The introduction of nanotechnology, although still in its early stages for WSSV control, offers a range of possibilities for both detection and treatment. Detection tools that use nanoparticle sensors could provide rapid diagnostics in shrimp ponds, allowing farmers to respond before outbreaks develop. Moreover, nanoscale technology may also facilitate the delivery of antiviral compounds or RNAi-based therapeutics, increasing their stability and bioavailability. Nevertheless, studies are needed to assess the safety and environmental sustainability of nanomaterials in aquaculture systems, where biosecurity measures often impact the efficacy/success of transmission-related tools used for the mitigation of shrimp viruses at large scale.

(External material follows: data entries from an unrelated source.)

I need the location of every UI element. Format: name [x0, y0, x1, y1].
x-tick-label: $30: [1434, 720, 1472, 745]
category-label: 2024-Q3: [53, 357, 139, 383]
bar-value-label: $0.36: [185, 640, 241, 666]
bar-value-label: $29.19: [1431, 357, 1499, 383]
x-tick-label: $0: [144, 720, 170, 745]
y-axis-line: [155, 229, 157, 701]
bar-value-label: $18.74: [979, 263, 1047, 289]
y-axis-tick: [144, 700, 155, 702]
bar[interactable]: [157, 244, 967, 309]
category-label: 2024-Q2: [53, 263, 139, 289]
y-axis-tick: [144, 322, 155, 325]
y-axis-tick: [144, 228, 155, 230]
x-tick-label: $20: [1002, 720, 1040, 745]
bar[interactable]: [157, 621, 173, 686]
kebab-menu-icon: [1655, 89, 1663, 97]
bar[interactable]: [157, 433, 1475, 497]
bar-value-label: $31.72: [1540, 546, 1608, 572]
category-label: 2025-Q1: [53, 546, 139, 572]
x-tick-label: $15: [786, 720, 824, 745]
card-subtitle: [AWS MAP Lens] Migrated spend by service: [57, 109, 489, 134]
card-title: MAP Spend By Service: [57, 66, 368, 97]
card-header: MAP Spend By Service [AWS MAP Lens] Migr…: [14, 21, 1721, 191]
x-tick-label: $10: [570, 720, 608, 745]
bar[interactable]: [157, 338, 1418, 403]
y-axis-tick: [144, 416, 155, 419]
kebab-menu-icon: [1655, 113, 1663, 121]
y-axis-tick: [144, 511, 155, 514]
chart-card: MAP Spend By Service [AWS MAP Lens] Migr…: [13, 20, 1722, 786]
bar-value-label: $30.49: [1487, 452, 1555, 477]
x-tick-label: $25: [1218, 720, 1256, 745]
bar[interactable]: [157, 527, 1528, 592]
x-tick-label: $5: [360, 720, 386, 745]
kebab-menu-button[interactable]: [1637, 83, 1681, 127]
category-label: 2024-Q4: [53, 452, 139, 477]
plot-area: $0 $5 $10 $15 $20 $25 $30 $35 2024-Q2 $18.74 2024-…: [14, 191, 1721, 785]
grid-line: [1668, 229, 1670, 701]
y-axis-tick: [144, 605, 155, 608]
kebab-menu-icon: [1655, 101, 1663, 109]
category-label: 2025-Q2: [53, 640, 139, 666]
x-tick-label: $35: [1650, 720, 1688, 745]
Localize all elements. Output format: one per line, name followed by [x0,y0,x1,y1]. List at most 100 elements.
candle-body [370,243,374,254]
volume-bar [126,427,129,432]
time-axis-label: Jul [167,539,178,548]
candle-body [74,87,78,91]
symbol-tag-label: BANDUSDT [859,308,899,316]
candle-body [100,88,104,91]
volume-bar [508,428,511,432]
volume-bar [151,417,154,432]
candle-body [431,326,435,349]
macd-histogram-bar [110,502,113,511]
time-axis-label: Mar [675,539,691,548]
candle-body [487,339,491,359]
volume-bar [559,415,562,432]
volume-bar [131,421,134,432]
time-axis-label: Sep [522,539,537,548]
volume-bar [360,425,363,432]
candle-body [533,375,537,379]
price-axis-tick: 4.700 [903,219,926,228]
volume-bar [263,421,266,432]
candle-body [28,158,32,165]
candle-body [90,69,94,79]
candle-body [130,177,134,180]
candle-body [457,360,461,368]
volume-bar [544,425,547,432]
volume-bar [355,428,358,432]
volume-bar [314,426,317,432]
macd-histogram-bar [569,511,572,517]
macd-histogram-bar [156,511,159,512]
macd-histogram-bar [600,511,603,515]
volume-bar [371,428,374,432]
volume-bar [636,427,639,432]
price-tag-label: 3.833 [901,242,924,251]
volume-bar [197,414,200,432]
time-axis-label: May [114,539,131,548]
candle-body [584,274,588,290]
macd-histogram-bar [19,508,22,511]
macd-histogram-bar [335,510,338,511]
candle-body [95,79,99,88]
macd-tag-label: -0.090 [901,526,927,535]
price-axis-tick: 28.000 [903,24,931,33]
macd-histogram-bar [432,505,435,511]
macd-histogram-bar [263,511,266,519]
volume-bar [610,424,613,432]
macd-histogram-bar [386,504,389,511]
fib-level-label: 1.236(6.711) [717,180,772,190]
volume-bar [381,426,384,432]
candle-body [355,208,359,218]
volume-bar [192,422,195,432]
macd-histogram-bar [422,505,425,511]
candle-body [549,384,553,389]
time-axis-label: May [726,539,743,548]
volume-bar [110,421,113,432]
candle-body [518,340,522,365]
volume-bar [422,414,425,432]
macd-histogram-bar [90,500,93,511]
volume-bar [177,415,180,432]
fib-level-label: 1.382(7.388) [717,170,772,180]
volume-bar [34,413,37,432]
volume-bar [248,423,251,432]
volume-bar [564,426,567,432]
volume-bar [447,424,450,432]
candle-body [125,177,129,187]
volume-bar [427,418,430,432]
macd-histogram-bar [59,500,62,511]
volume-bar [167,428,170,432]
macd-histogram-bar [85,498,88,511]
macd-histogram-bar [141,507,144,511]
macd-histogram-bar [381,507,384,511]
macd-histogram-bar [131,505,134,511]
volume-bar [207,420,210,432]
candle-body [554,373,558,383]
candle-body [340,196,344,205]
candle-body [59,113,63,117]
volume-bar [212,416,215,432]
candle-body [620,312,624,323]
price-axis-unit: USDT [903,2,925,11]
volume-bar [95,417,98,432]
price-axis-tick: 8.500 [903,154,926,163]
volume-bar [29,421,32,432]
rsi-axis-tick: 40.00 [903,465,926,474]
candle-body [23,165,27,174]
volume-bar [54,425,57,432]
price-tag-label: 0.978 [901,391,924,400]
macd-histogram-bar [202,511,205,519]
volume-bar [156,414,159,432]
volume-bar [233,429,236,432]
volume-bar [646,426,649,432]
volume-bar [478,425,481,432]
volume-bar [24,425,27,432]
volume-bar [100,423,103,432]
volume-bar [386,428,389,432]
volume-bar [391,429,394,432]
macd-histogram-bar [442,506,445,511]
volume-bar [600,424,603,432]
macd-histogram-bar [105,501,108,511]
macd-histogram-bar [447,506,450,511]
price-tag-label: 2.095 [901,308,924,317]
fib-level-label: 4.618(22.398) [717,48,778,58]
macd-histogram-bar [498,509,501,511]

Another challenge in WSSV control is the limited understanding of its transmission pathways, including the role of wild crustacean carriers and environmental reservoirs. Vertical transmission through waterborne exposure are known to be highly effective, but little is known about the environmental persistence of WSSV under varying conditions such as salinity, pH and temperature status. Information from field studies should be further exploited to assess how these variables affect viral persistence, enabling the design of biosecurity measures tailored to local climatic and ecological circumstances. Research into other polymicrobial environments involving WSSV and other pathogens may also uncover synergistic interactions that affect the severity and spread of the infection. This knowledge would also be useful for creating compartmentalized aquaculture systems that could limit disease spread without the use of antibiotics.

We believe that the path? towards well-informed WSSV management in shrimp aquaculture will be shaped by interdisciplinary efforts and ongoing challenges. Integration across genetic resistance, immunological studies, biotechnology and ecological research can result in multifaceted durable solutions to WSD. To ensure that these innovations translate into real-world impact, researchers, industry stakeholders, and policy makers must work together to bridge the gap between laboratory findings and field applications. . As shrimp aquaculture continues to expand globally, it must balance environmental sustainability with robust viral biosecurity practices. These two forces must operate in tandem, not in isolation, to maintain long-term stability and productivity.